Outdoor Warning Sirens

The City of Cleburne operates 12 outdoor warning sirens, strategically located throughout the city. The purpose of these sirens is to alert the citizens when the possibility of danger is approaching due to severe weather, chemical accidents, and national defense. The sirens are located on 45-foot steel poles and operate on A/C power with a battery backup. The sirens are activated and monitored from a computerized system in the 911 Communications Center or the Emergency Operation Center (EOC) at City Hall.

Activation


When the siren activation occurs, it is the signal for everyone to move indoors and tune in to a local television or radio station for further information. During severe weather, seek shelter in a sturdy room with a battery-powered radio. Tune to Emergency Advisory Radio AM 1670 or local radio stations for information and NWS warnings. The National Weather Service (NWS) will issue watches and warnings over radio, television, and weather radios.

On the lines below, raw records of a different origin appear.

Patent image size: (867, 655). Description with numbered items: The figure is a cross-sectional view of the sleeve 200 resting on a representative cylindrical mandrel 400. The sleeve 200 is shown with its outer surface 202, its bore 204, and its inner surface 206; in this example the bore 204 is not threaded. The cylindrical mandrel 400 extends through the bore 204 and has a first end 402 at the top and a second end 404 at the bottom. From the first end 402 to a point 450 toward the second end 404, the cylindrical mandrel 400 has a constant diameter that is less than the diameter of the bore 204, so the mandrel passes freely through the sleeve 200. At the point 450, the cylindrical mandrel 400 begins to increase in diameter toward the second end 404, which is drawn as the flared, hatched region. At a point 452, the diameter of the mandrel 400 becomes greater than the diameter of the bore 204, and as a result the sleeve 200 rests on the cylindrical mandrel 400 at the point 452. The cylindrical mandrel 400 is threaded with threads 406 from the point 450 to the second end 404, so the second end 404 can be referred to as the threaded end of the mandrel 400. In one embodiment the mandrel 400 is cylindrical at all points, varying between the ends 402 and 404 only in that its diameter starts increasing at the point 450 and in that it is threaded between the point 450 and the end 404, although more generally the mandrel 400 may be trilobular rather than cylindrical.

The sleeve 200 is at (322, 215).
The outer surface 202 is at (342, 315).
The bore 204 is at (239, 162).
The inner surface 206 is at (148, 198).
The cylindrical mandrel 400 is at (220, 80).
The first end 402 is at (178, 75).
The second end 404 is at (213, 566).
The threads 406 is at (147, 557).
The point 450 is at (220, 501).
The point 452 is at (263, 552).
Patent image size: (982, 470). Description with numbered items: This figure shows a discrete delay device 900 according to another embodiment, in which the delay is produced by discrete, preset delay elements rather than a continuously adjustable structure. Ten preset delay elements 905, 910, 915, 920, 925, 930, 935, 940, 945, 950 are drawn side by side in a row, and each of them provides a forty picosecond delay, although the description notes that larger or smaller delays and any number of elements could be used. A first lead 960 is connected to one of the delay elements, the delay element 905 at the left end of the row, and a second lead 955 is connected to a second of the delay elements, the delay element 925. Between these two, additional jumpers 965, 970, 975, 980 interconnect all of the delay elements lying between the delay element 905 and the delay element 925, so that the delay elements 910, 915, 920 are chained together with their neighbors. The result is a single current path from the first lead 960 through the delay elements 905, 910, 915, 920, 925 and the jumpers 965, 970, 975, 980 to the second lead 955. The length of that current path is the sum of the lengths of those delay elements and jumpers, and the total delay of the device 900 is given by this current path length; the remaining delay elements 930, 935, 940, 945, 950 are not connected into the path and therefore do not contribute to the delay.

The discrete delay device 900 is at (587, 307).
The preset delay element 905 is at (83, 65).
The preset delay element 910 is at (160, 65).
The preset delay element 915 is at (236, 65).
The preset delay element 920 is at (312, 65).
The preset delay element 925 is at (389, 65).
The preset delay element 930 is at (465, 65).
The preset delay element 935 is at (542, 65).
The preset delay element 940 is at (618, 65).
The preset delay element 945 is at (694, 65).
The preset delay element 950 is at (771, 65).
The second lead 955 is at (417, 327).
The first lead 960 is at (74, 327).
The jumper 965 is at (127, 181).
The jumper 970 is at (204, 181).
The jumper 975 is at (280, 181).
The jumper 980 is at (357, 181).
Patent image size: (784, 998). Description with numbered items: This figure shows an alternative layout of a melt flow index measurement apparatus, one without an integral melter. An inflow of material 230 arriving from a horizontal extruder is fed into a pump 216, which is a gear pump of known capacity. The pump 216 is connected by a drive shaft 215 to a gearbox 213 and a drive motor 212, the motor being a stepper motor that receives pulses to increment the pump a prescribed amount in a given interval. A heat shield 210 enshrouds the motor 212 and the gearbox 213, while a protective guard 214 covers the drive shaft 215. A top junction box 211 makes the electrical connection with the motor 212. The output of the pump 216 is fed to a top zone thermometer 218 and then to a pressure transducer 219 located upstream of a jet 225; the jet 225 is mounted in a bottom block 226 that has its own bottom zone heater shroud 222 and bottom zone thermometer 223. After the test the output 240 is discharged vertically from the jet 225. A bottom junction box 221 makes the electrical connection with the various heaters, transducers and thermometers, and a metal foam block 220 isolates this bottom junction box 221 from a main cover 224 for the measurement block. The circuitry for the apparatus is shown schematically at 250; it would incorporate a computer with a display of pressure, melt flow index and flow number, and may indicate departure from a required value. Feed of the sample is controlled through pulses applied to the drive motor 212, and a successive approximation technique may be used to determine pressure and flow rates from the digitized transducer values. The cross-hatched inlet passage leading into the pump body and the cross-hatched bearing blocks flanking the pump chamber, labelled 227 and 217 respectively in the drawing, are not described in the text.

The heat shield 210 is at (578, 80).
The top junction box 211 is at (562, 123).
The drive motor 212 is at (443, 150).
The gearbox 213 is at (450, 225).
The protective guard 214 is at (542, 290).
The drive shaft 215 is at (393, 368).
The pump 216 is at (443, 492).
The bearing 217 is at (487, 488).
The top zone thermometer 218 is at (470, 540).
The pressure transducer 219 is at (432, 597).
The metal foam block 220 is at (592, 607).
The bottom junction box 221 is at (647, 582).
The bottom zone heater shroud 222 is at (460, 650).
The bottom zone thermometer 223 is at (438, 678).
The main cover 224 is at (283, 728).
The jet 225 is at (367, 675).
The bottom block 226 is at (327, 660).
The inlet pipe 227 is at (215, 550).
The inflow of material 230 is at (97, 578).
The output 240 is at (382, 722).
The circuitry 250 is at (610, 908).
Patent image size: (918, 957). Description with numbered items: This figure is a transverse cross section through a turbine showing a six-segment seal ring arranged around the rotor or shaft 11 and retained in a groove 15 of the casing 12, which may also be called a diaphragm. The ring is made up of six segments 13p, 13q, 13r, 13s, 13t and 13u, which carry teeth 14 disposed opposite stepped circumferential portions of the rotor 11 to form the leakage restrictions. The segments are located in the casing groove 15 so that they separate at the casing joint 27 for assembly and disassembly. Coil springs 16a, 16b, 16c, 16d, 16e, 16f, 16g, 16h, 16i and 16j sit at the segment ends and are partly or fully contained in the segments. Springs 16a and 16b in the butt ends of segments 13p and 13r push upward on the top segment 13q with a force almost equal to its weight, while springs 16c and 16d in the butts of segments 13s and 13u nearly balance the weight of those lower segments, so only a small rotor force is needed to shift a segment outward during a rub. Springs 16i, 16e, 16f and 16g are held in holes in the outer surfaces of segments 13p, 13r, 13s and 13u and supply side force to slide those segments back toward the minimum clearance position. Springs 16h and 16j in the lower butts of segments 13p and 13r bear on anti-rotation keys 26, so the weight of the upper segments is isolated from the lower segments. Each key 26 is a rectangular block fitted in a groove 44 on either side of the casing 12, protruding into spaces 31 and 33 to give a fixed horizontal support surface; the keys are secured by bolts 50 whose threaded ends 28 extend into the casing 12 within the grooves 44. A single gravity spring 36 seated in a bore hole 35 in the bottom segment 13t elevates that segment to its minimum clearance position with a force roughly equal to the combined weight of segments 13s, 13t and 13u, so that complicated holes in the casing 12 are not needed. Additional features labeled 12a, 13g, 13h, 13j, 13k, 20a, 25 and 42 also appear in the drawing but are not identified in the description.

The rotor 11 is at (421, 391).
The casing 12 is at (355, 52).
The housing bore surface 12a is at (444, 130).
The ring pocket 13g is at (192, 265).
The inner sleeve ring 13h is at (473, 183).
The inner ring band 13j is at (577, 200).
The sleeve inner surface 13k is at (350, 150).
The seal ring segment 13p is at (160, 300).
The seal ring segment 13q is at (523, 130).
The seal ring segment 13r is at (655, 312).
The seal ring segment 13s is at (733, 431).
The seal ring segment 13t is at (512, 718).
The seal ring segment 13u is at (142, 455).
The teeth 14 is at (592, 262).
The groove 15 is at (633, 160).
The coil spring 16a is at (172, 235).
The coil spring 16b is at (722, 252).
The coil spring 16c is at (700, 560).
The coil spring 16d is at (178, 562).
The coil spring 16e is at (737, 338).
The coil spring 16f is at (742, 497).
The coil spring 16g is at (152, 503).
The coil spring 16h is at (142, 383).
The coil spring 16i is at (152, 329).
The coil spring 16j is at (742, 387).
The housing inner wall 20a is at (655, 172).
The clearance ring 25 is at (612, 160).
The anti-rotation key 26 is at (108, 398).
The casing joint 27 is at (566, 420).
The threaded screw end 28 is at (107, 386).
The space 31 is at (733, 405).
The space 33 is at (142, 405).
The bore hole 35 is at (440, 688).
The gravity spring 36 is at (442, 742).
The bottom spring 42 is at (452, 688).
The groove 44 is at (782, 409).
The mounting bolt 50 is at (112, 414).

It is recommended that all individuals and businesses purchase a National Oceanic and Atmospheric Administration (NOAA) weather radio with battery backup and tone alert. Weather radios should include the Specific Area Message Encoding (S.A.M.E.) feature, which allows warnings only for Johnson County.

Siren Tones


The following is a list of warning tones produced by the sirens, a description of each tone, and when the tone is used:
  • Steady Tone - The steady tone is used to alert the public of severe weather. The tone pattern will rise to its peak and maintain full strength without declining for three full minutes. The steady tone will be used for funnel clouds, tornadoes, straight-line winds (70 mph or greater), and large hail over 1.25 inches in diameter.
  • Wail Tone - The wail tone is used to alert the public of hazardous chemical spills or other serious incidents. The tone pattern will slowly rise to its peak and decline to its minimum repeatedly for three minutes. Sirens may be activated only in the area affected by the emergency situation. Instructions to shelter in place or evacuate will be broadcast over radio and or television, or delivered door to door by emergency workers.
  • Fast Wail Tone - The fast wail is used to alert the public if the United States is under attack. The tone pattern will rise and decline much faster than the wail tone for three minutes. National television and radio media will air information concerning national defense.

Monthly Test


Each month, on the first Wednesday at 1 p.m., the city’s Outdoor Warning System will be tested along with the Emergency Advisory Radio Station 1670 AM and CivicReady. The severe weather “Steady Tone” will be activated for two minutes. Should severe weather be in the area during the scheduled monthly test time, the test will be postponed until the following month.